Tempat paling indah bagi cinta bermuara adalah rumah-rumah dengan dinding terbuka, tiang-tiang menatap lurus pada langit, seruan ombak laut dan angin yang mengalun syahdu pada penguasa, keresahan, rindu dan ampunan. Senja di Kampung Nelayan tidak seperti biasa, sore ini kilauan sinar matahari memancar dengan warna kuning cerah mulai menghilang dengan sentuhan angin yang melintas seakan membuat letih hilang sejenak.
Sebelum menjadi nelayan, Yusuf dahulu mempunyai bengkel sepeda motor. Penghasilan dari bekerja di bengkel milik sendiri dapat memberikan penghidupan yang relatif layak kepada keluarganya. Hidup serba berkecukupan, mereka pun mensyukuri segala cinta dan kasih sayang dalam bingkai keluarga muda. Saat itu Farrel masih berusia 2 tahun dan Eva melahirkan anak ketiga mereka yaitu Irfan. Tidak seperti masa kelahiran Amanda dan Farrel yang berjalan normal, Irfan lahir premature sebab itulah Eva harus melahirkan dengan cara caesar.
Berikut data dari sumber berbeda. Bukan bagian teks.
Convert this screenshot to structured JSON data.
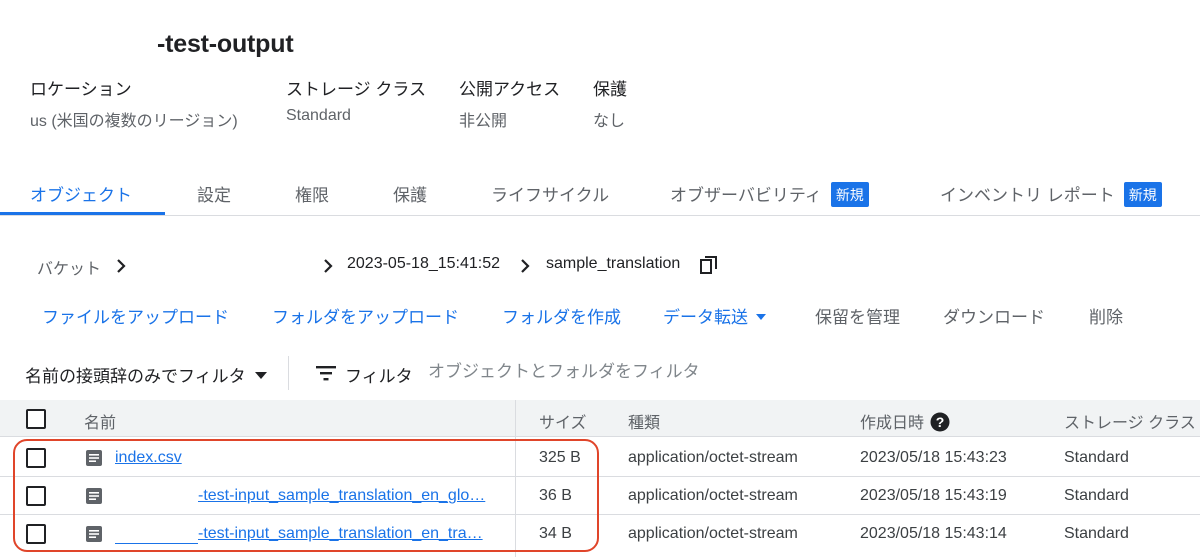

Kelahiran Irfan yang membutuhkan biaya sangat besar membuat Yusuf menjual segala alat-alat bengkelnya, termasuk lokasi yang berada tepat di samping rumah sederhana milik mereka demi menebus Irfan dari salah satu rumah sakit yang berada di Kota Medan.
Hal ini membuat keluarga mereka kehabisan mata pencaharian. Amanda berhenti sekolah ketika mau memasuki SMP. Yusuf dan Eva tidak lagi mempunyai biaya untuk memberikan pendidikan kepada anaknya. Walau demikian Amanda tidak merasa kesal, karena dia melihat keluarga mereka benar-benar telah terhampit dalam jerat kemiskinan.
Untuk memenuhi hidup pasca kelahiran Irfan, Yusuf mulai melaut mencari peruntungan di bidang nelayan, walau dia tidak mempunyai bakat apa-apa dalam nelayan, tetapi semangat juang dan cinta yang Yusuf punya untuk keluarganya begitu besar, sehingga pekerjaan apapun yang sanggup dilakukan selagi itu halal maka Yusuf lakukan.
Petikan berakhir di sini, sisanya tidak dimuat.